Is the Holy Spirit a force or a person? What does CoG7 teach about the Spirit of God?
The historic view of “Trinity” holds that the Holy Spirit is a divine person with all the attributes of God — Father and Son. Each of the three, then, has the full divine nature and substance of the others. They exist as one God — not three! — in an eternal relation of three equal persons — not one!
Among non-Trinitarian Christians, au contraire, one may hear the view that the Spirit of God is not a third person but an impersonal force, like in Star Wars: “The Force be with you.” Something near this view was expressed in a pre-1994 CoG7 doctrine that read, in part, “The Holy Spirit is an extension of the power of God in the world . . . .”

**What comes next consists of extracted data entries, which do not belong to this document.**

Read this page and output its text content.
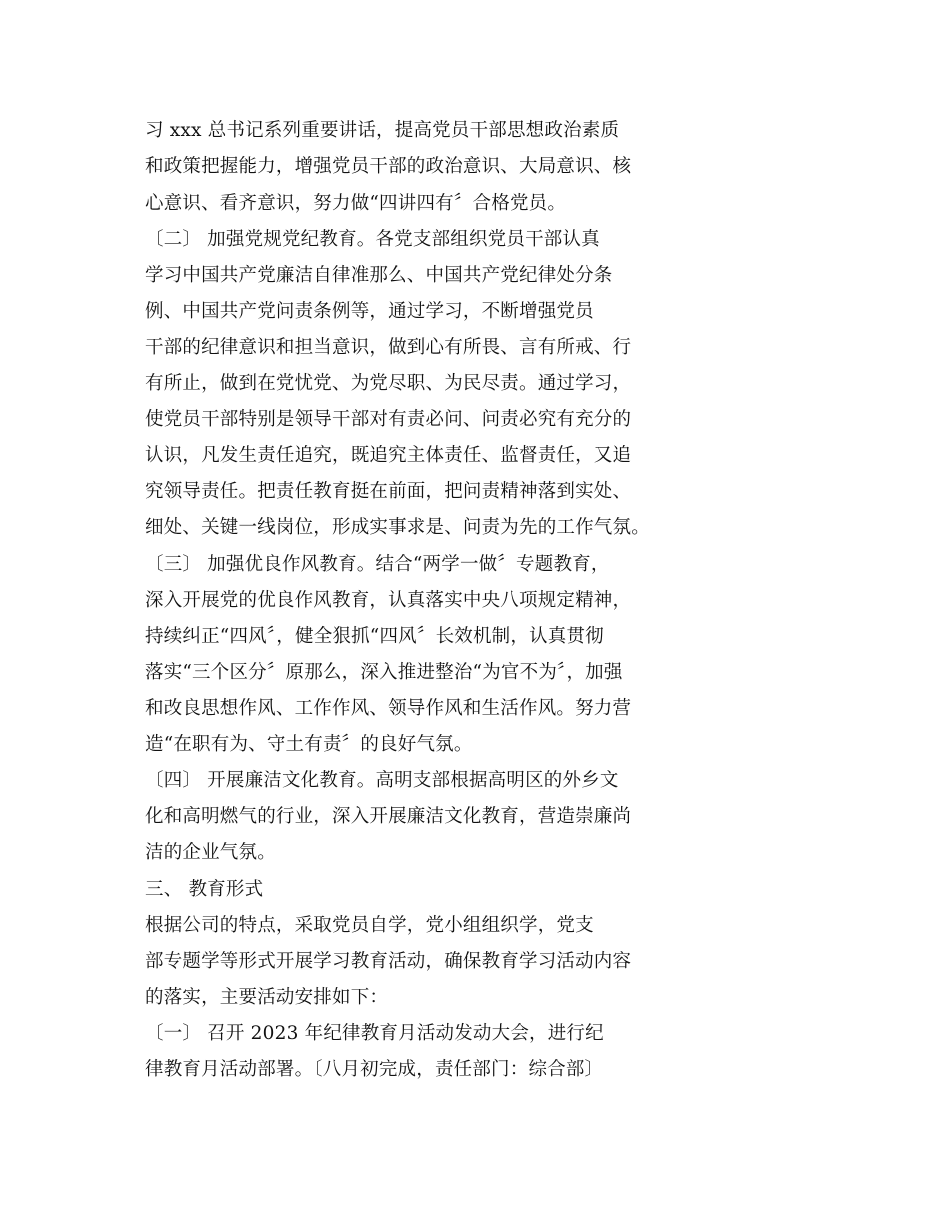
习 xxx 总书记系列重要讲话，提高党员干部思想政治素质
和政策把握能力，增强党员干部的政治意识、大局意识、核
心意识、看齐意识，努力做“四讲四有〞合格党员。
〔二〕 加强党规党纪教育。各党支部组织党员干部认真
学习中国共产党廉洁自律准那么、中国共产党纪律处分条
例、中国共产党问责条例等，通过学习，不断增强党员
干部的纪律意识和担当意识，做到心有所畏、言有所戒、行
有所止，做到在党忧党、为党尽职、为民尽责。通过学习，
使党员干部特别是领导干部对有责必问、问责必究有充分的
认识，凡发生责任追究，既追究主体责任、监督责任，又追
究领导责任。把责任教育挺在前面，把问责精神落到实处、
细处、关键一线岗位，形成实事求是、问责为先的工作气氛。
〔三〕 加强优良作风教育。结合“两学一做〞专题教育，
深入开展党的优良作风教育，认真落实中央八项规定精神，
持续纠正“四风〞，健全狠抓“四风〞长效机制，认真贯彻
落实“三个区分〞原那么，深入推进整治“为官不为〞，加强
和改良思想作风、工作作风、领导作风和生活作风。努力营
造“在职有为、守土有责〞的良好气氛。
〔四〕 开展廉洁文化教育。高明支部根据高明区的外乡文
化和高明燃气的行业，深入开展廉洁文化教育，营造崇廉尚
洁的企业气氛。
三、 教育形式
根据公司的特点，采取党员自学，党小组组织学，党支
部专题学等形式开展学习教育活动，确保教育学习活动内容
的落实，主要活动安排如下：
〔一〕 召开 2023 年纪律教育月活动发动大会，进行纪
律教育月活动部署。〔八月初完成，责任部门：综合部〕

The Church’s current faith statements support neither the impersonal “force” nor the “third person” views referenced above. Rather, they see the Holy Spirit as closely identified with God — who is Spirit and is holy— himself. The Spirit of God is experienced by God’s people in a close and personal way and may be gladly regarded as God’s personal presence with and within His people on earth. As Jesus the Son was Father God’s personal presence on earth in physical form, so the Holy Spirit is Christ the Son’s personal presence on earth in spiritual form.

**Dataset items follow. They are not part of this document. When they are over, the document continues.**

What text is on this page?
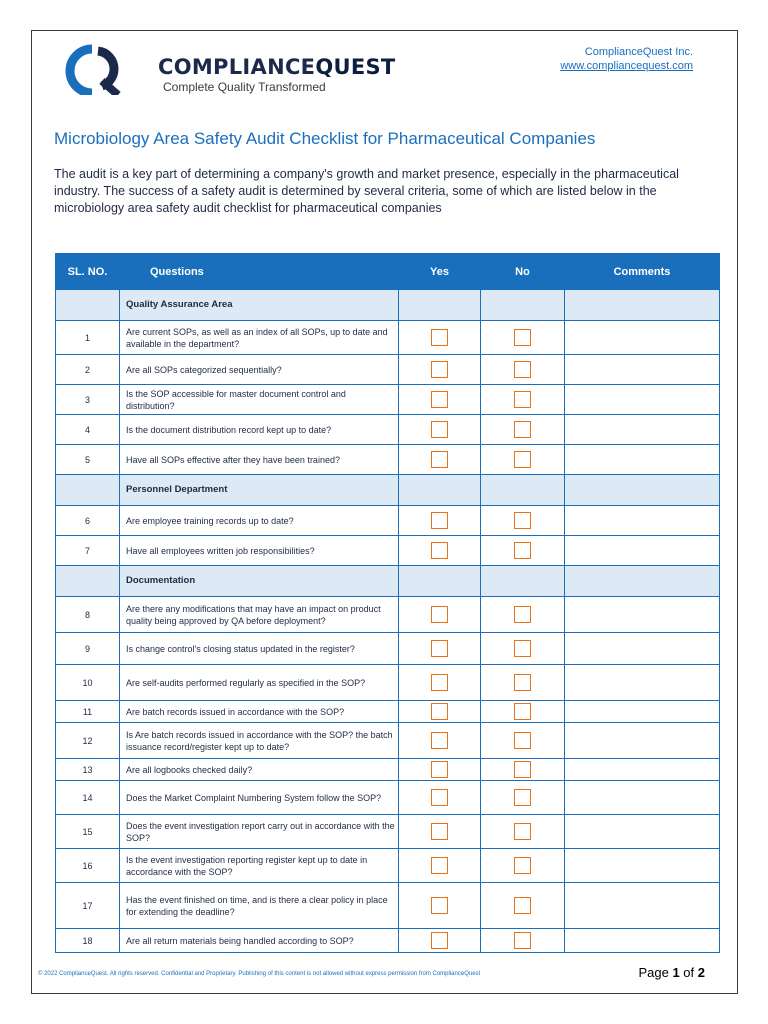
COMPLIANCEQUEST
Complete Quality Transformed
ComplianceQuest Inc.
www.compliancequest.com
Microbiology Area Safety Audit Checklist for Pharmaceutical Companies
The audit is a key part of determining a company's growth and market presence, especially in the pharmaceutical industry. The success of a safety audit is determined by several criteria, some of which are listed below in the microbiology area safety audit checklist for pharmaceutical companies
SL. NO.	Questions	Yes	No	Comments
	Quality Assurance Area			
1	Are current SOPs, as well as an index of all SOPs, up to date and available in the department?			
2	Are all SOPs categorized sequentially?			
3	Is the SOP accessible for master document control and distribution?			
4	Is the document distribution record kept up to date?			
5	Have all SOPs effective after they have been trained?			
	Personnel Department			
6	Are employee training records up to date?			
7	Have all employees written job responsibilities?			
	Documentation			
8	Are there any modifications that may have an impact on product quality being approved by QA before deployment?			
9	Is change control's closing status updated in the register?			
10	Are self-audits performed regularly as specified in the SOP?			
11	Are batch records issued in accordance with the SOP?			
12	Is Are batch records issued in accordance with the SOP? the batch issuance record/register kept up to date?			
13	Are all logbooks checked daily?			
14	Does the Market Complaint Numbering System follow the SOP?			
15	Does the event investigation report carry out in accordance with the SOP?			
16	Is the event investigation reporting register kept up to date in accordance with the SOP?			
17	Has the event finished on time, and is there a clear policy in place for extending the deadline?			
18	Are all return materials being handled according to SOP?			
© 2022 ComplianceQuest. All rights reserved. Confidential and Proprietary. Publishing of this content is not allowed without express permission from ComplianceQuest	Page 1 of 2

The Holy Spirit is not named in most New Testament salutations, benedictions, or doxologies, as are the Father and Son. The Spirit is not seen as enthroned or reigning in heaven, as are Father and Son. The Spirit is not worshipped or addressed in prayer, as are Father and Son. The Spirit has no “I-Thou” relation with Father and Son, as they do with each other. Rather than think of the Holy Spirit as a third person of the Deity, therefore, it may be more nearly correct to think of the Spirit as the personal presence of the Father and Son on earth and within believers.